After going through the whole programmes of DH2012 conference briefly, I notice many of them are focusing on how to utilize automation tools to help human to understand ancient manuscripts. The preliminary processing works are much time-saving for scholars to analyze ancient handwriting without doing repetitious recognition via naked-eyes.

The first one is Modeling Medieval Handwriting: A New Approach to Digital Palaeography with online video here. This programme mainly focuses how on finding examples of particular ways of writing given letters. In other words, if a letter “q” is written with a long tail or “descender” in a more professional way to express, this programme is to help scholars to locate other letters “q” with similar characteristics. The aggregated examples with same or similar writing characters could be searched and displayed according some specified queries.  All the letters in ancient manuscripts would be tagged by their writing characters, for example, describing how ascenders (in “l, b, h”) or descenders (in “p, q”) goes or how the bowls (in “a, p, b”) looks like. These characters could be searched and located in the original manuscripts to help scholars to perform further analysis. Furthermore, some advanced usages could be applied as well to perform comparison works in one manuscript or among different manuscripts, such as which features are likely to be written together or getting some common characters in one manuscript.

The second one is Retrieving Writing Patterns From Historical Manuscripts Using Local Descriptors with online video here. Different from the previous one which mostly studies on western ancient letters, this research is performed with the experiments on Chinese and Arabic handwritings. Another novel point in this research is that they are trying to recognize the characters completely by computers using their visual features. They try to mark a Chinese character, for example, with several “interest points” which possibly are the “cornerness” of the character.

Example for character's interest points.
Take this Chinese character as an example that it marks 31 interests points as the crucial recognition features for it.
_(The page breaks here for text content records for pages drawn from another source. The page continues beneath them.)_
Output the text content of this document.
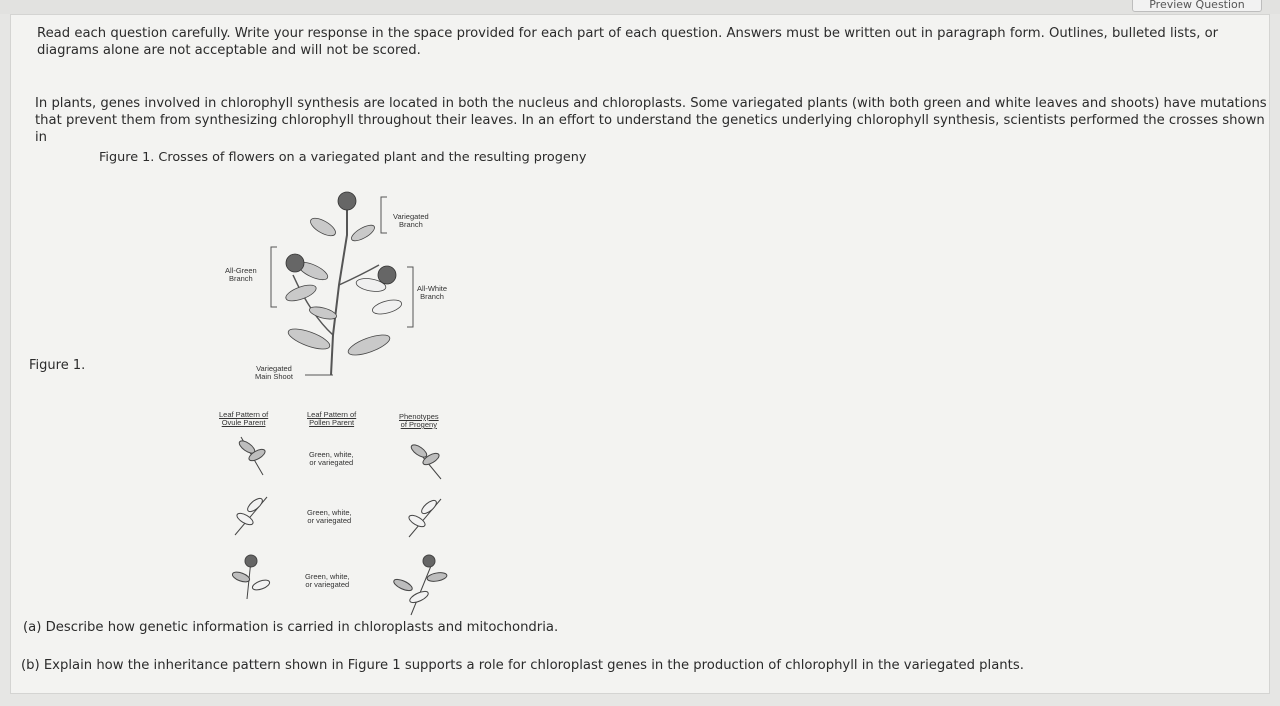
Preview Question

Read each question carefully. Write your response in the space provided for each part of each question. Answers must be written out in paragraph form. Outlines, bulleted lists, or diagrams alone are not acceptable and will not be scored.

In plants, genes involved in chlorophyll synthesis are located in both the nucleus and chloroplasts. Some variegated plants (with both green and white leaves and shoots) have mutations that prevent them from synthesizing chlorophyll throughout their leaves. In an effort to understand the genetics underlying chlorophyll synthesis, scientists performed the crosses shown in

Figure 1. Crosses of flowers on a variegated plant and the resulting progeny

Figure 1.

Variegated
Branch
All-Green
Branch
All-White
Branch
Variegated
Main Shoot
Leaf Pattern of
Ovule Parent
Leaf Pattern of
Pollen Parent
Phenotypes
of Progeny
Green, white,
or variegated
Green, white,
or variegated
Green, white,
or variegated

(a) Describe how genetic information is carried in chloroplasts and mitochondria.

(b) Explain how the inheritance pattern shown in Figure 1 supports a role for chloroplast genes in the production of chlorophyll in the variegated plants.
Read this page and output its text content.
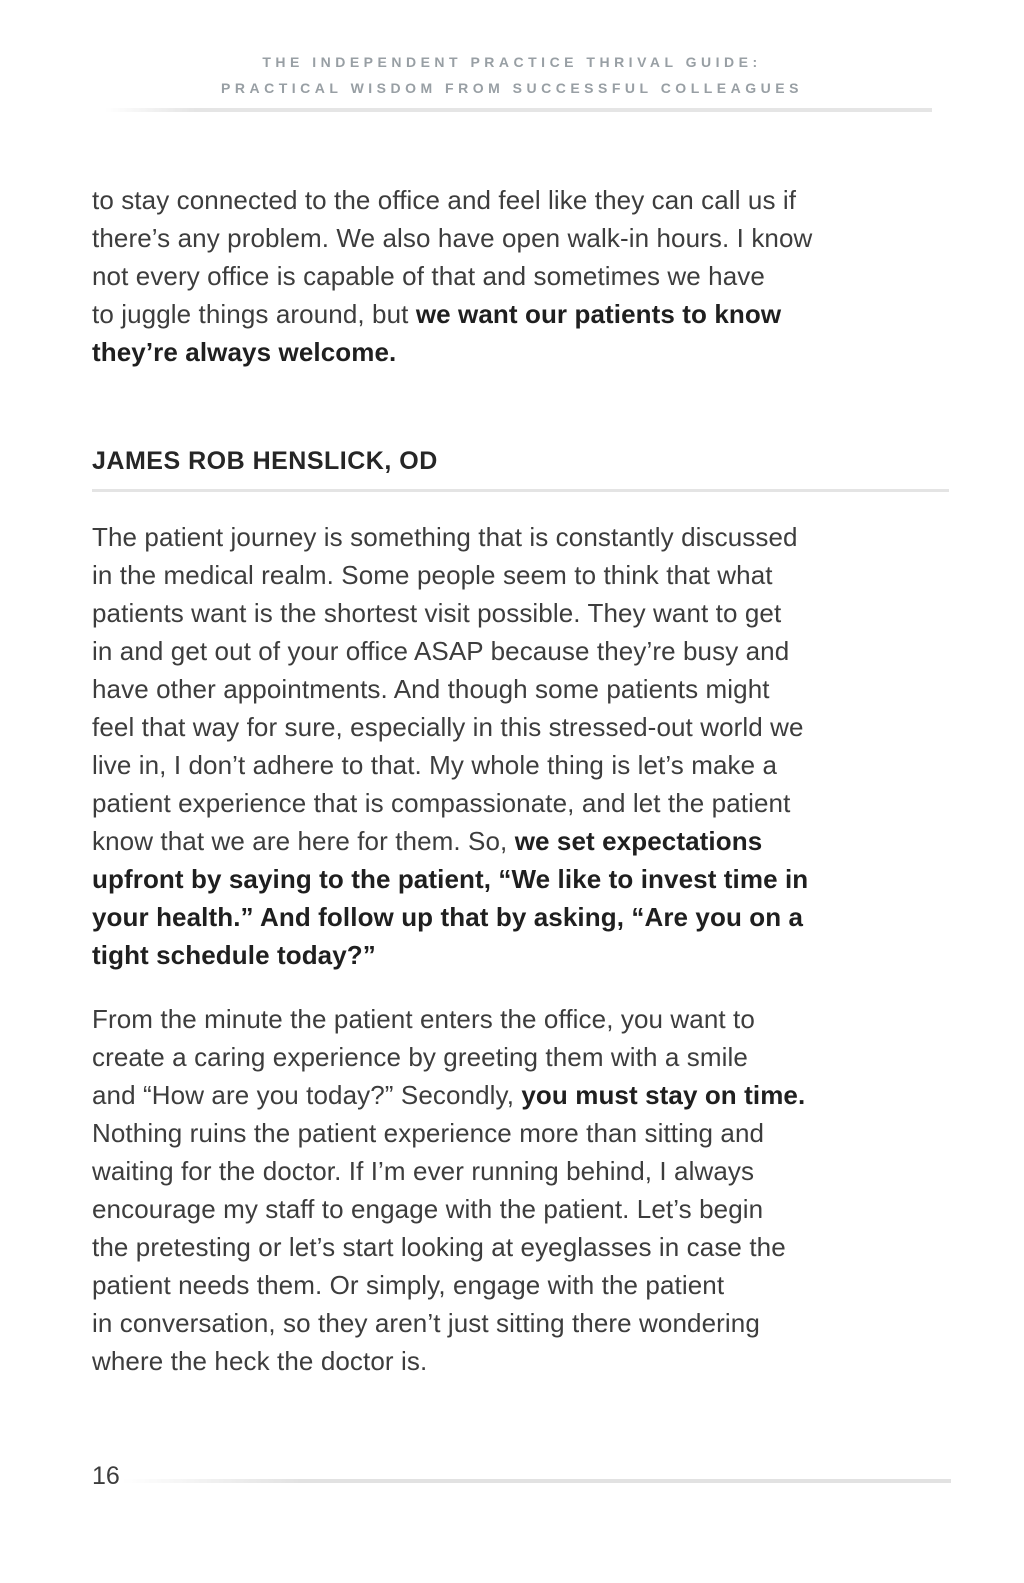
THE INDEPENDENT PRACTICE THRIVAL GUIDE:
PRACTICAL WISDOM FROM SUCCESSFUL COLLEAGUES
to stay connected to the office and feel like they can call us if
there’s any problem. We also have open walk-in hours. I know
not every office is capable of that and sometimes we have
to juggle things around, but we want our patients to know
they’re always welcome.
JAMES ROB HENSLICK, OD
The patient journey is something that is constantly discussed
in the medical realm. Some people seem to think that what
patients want is the shortest visit possible. They want to get
in and get out of your office ASAP because they’re busy and
have other appointments. And though some patients might
feel that way for sure, especially in this stressed-out world we
live in, I don’t adhere to that. My whole thing is let’s make a
patient experience that is compassionate, and let the patient
know that we are here for them. So, we set expectations
upfront by saying to the patient, “We like to invest time in
your health.” And follow up that by asking, “Are you on a
tight schedule today?”
From the minute the patient enters the office, you want to
create a caring experience by greeting them with a smile
and “How are you today?” Secondly, you must stay on time.
Nothing ruins the patient experience more than sitting and
waiting for the doctor. If I’m ever running behind, I always
encourage my staff to engage with the patient. Let’s begin
the pretesting or let’s start looking at eyeglasses in case the
patient needs them. Or simply, engage with the patient
in conversation, so they aren’t just sitting there wondering
where the heck the doctor is.
16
After calculating and locating all the interest points in a manuscript, it will try to find the characters having the similar  visual distribution of interest points by applied a probability model on them, which will soon be identified as one same character.

All the work would be delivered with computers with reasonable computing time which is 120 seconds for 1036 Chinese characters in a case manuscript, which frees human from endless searching and recognizing works. However, this method will made some mistakes as an example illustrated in the abstract.

Experiments results

In this case, there is no false negative which means there is no missing in this manuscripts and one false positive which means there is a character is different to others. (Although as a native Chinese, I still cannot tell what character the false positive one should corresponds to. But for certain, it is not the same character with “故” analyzed above.)
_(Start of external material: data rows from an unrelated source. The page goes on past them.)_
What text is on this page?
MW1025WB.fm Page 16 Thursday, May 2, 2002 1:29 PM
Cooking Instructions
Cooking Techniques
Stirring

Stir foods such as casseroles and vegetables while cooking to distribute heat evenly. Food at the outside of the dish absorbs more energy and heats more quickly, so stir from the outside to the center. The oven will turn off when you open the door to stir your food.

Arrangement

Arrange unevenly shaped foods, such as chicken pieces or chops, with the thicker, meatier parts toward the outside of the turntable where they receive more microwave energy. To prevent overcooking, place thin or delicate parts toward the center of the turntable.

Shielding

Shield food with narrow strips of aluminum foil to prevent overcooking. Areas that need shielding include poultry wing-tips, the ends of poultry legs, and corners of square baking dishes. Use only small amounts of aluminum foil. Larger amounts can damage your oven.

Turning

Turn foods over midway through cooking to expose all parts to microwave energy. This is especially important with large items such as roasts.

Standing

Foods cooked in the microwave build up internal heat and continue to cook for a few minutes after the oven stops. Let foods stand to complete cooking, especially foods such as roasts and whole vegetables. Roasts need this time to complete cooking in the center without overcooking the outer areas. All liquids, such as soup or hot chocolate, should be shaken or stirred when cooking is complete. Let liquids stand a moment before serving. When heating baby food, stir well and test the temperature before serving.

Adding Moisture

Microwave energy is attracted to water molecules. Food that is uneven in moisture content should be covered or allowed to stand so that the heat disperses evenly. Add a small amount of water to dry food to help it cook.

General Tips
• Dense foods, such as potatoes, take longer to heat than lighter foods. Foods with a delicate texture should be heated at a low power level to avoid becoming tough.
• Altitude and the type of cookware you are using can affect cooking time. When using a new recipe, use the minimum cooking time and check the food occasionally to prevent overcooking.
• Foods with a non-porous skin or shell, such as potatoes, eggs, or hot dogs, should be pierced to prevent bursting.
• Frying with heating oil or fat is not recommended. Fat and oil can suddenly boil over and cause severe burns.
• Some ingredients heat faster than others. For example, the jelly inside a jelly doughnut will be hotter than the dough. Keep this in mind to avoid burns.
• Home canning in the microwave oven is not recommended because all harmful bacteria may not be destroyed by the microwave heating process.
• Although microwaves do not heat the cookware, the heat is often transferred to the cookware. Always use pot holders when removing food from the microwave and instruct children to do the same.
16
The previous two programmes are both based on visual recognition and the third one expands more contents to semantics. Based on the fact that human sometimes use context to guess or distinguish the ambiguous letter, it is certainly true that semantics plays important rule to manuscript recognition.  Formal Semantic Modeling for Human and Machine-based Decoding of Medieval Manuscripts introduced by Ritsema van Eck, Marianne Petra, Rijksuniversiteit Groningen and Schomaker, Lambert, Rijksuniversiteit Groningen are under the project Monk in which a framework for disclosing the semantics contained in the digital image of the manuscript page was attempted. Both geometrical and logical representation are considered to build up a semantic model to distinct different contents.
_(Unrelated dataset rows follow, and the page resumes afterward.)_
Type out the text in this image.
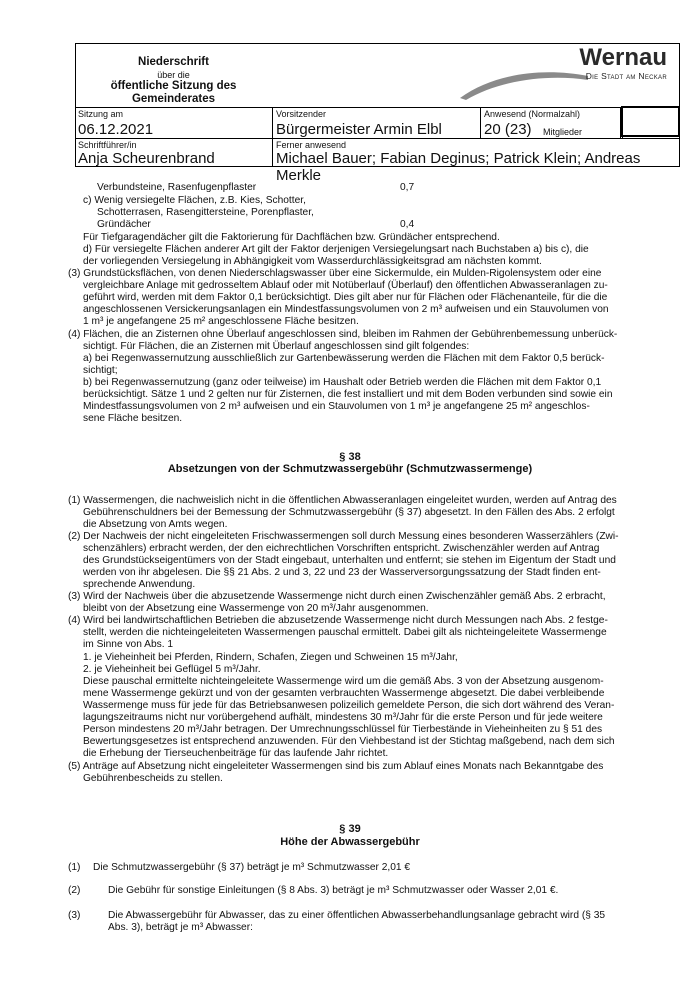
Niederschrift
über die
öffentliche Sitzung des
Gemeinderates
Wernau
Die Stadt am Neckar
Sitzung am
06.12.2021
Vorsitzender
Bürgermeister Armin Elbl
Anwesend (Normalzahl)
20 (23) Mitglieder
Schriftführer/in
Anja Scheurenbrand
Ferner anwesend
Michael Bauer; Fabian Deginus; Patrick Klein; Andreas Merkle
Verbundsteine, Rasenfugenpflaster	0,7
c) Wenig versiegelte Flächen, z.B. Kies, Schotter,
Schotterrasen, Rasengittersteine, Porenpflaster,
Gründächer	0,4
Für Tiefgaragendächer gilt die Faktorierung für Dachflächen bzw. Gründächer entsprechend.
d) Für versiegelte Flächen anderer Art gilt der Faktor derjenigen Versiegelungsart nach Buchstaben a) bis c), die
der vorliegenden Versiegelung in Abhängigkeit vom Wasserdurchlässigkeitsgrad am nächsten kommt.
(3) Grundstücksflächen, von denen Niederschlagswasser über eine Sickermulde, ein Mulden-Rigolensystem oder eine
vergleichbare Anlage mit gedrosseltem Ablauf oder mit Notüberlauf (Überlauf) den öffentlichen Abwasseranlagen zu-
geführt wird, werden mit dem Faktor 0,1 berücksichtigt. Dies gilt aber nur für Flächen oder Flächenanteile, für die die
angeschlossenen Versickerungsanlagen ein Mindestfassungsvolumen von 2 m³ aufweisen und ein Stauvolumen von
1 m³ je angefangene 25 m² angeschlossene Fläche besitzen.
(4) Flächen, die an Zisternen ohne Überlauf angeschlossen sind, bleiben im Rahmen der Gebührenbemessung unberück-
sichtigt. Für Flächen, die an Zisternen mit Überlauf angeschlossen sind gilt folgendes:
a) bei Regenwassernutzung ausschließlich zur Gartenbewässerung werden die Flächen mit dem Faktor 0,5 berück-
sichtigt;
b) bei Regenwassernutzung (ganz oder teilweise) im Haushalt oder Betrieb werden die Flächen mit dem Faktor 0,1
berücksichtigt. Sätze 1 und 2 gelten nur für Zisternen, die fest installiert und mit dem Boden verbunden sind sowie ein
Mindestfassungsvolumen von 2 m³ aufweisen und ein Stauvolumen von 1 m³ je angefangene 25 m² angeschlos-
sene Fläche besitzen.
§ 38
Absetzungen von der Schmutzwassergebühr (Schmutzwassermenge)
(1) Wassermengen, die nachweislich nicht in die öffentlichen Abwasseranlagen eingeleitet wurden, werden auf Antrag des
Gebührenschuldners bei der Bemessung der Schmutzwassergebühr (§ 37) abgesetzt. In den Fällen des Abs. 2 erfolgt
die Absetzung von Amts wegen.
(2) Der Nachweis der nicht eingeleiteten Frischwassermengen soll durch Messung eines besonderen Wasserzählers (Zwi-
schenzählers) erbracht werden, der den eichrechtlichen Vorschriften entspricht. Zwischenzähler werden auf Antrag
des Grundstückseigentümers von der Stadt eingebaut, unterhalten und entfernt; sie stehen im Eigentum der Stadt und
werden von ihr abgelesen. Die §§ 21 Abs. 2 und 3, 22 und 23 der Wasserversorgungssatzung der Stadt finden ent-
sprechende Anwendung.
(3) Wird der Nachweis über die abzusetzende Wassermenge nicht durch einen Zwischenzähler gemäß Abs. 2 erbracht,
bleibt von der Absetzung eine Wassermenge von 20 m³/Jahr ausgenommen.
(4) Wird bei landwirtschaftlichen Betrieben die abzusetzende Wassermenge nicht durch Messungen nach Abs. 2 festge-
stellt, werden die nichteingeleiteten Wassermengen pauschal ermittelt. Dabei gilt als nichteingeleitete Wassermenge
im Sinne von Abs. 1
1. je Vieheinheit bei Pferden, Rindern, Schafen, Ziegen und Schweinen 15 m³/Jahr,
2. je Vieheinheit bei Geflügel 5 m³/Jahr.
Diese pauschal ermittelte nichteingeleitete Wassermenge wird um die gemäß Abs. 3 von der Absetzung ausgenom-
mene Wassermenge gekürzt und von der gesamten verbrauchten Wassermenge abgesetzt. Die dabei verbleibende
Wassermenge muss für jede für das Betriebsanwesen polizeilich gemeldete Person, die sich dort während des Veran-
lagungszeitraums nicht nur vorübergehend aufhält, mindestens 30 m³/Jahr für die erste Person und für jede weitere
Person mindestens 20 m³/Jahr betragen. Der Umrechnungsschlüssel für Tierbestände in Vieheinheiten zu § 51 des
Bewertungsgesetzes ist entsprechend anzuwenden. Für den Viehbestand ist der Stichtag maßgebend, nach dem sich
die Erhebung der Tierseuchenbeiträge für das laufende Jahr richtet.
(5) Anträge auf Absetzung nicht eingeleiteter Wassermengen sind bis zum Ablauf eines Monats nach Bekanntgabe des
Gebührenbescheids zu stellen.
§ 39
Höhe der Abwassergebühr
(1) Die Schmutzwassergebühr (§ 37) beträgt je m³ Schmutzwasser 2,01 €
(2)	Die Gebühr für sonstige Einleitungen (§ 8 Abs. 3) beträgt je m³ Schmutzwasser oder Wasser 2,01 €.
(3)	Die Abwassergebühr für Abwasser, das zu einer öffentlichen Abwasserbehandlungsanlage gebracht wird (§ 35
Abs. 3), beträgt je m³ Abwasser:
These three programmes mainly focus on how to distinguish characters in ancient manuscripts, even though they are applying different methodologies. The first two projects are quite concentrated on visual recognition and aggregation which will greatly help scholars or perform further analysis while the last one combines different approaches to perform semantic processing. Anyway, these methodologies aimed to free scholars from boring and repetitious character recognitions to much advanced research work are good news for palaeographists.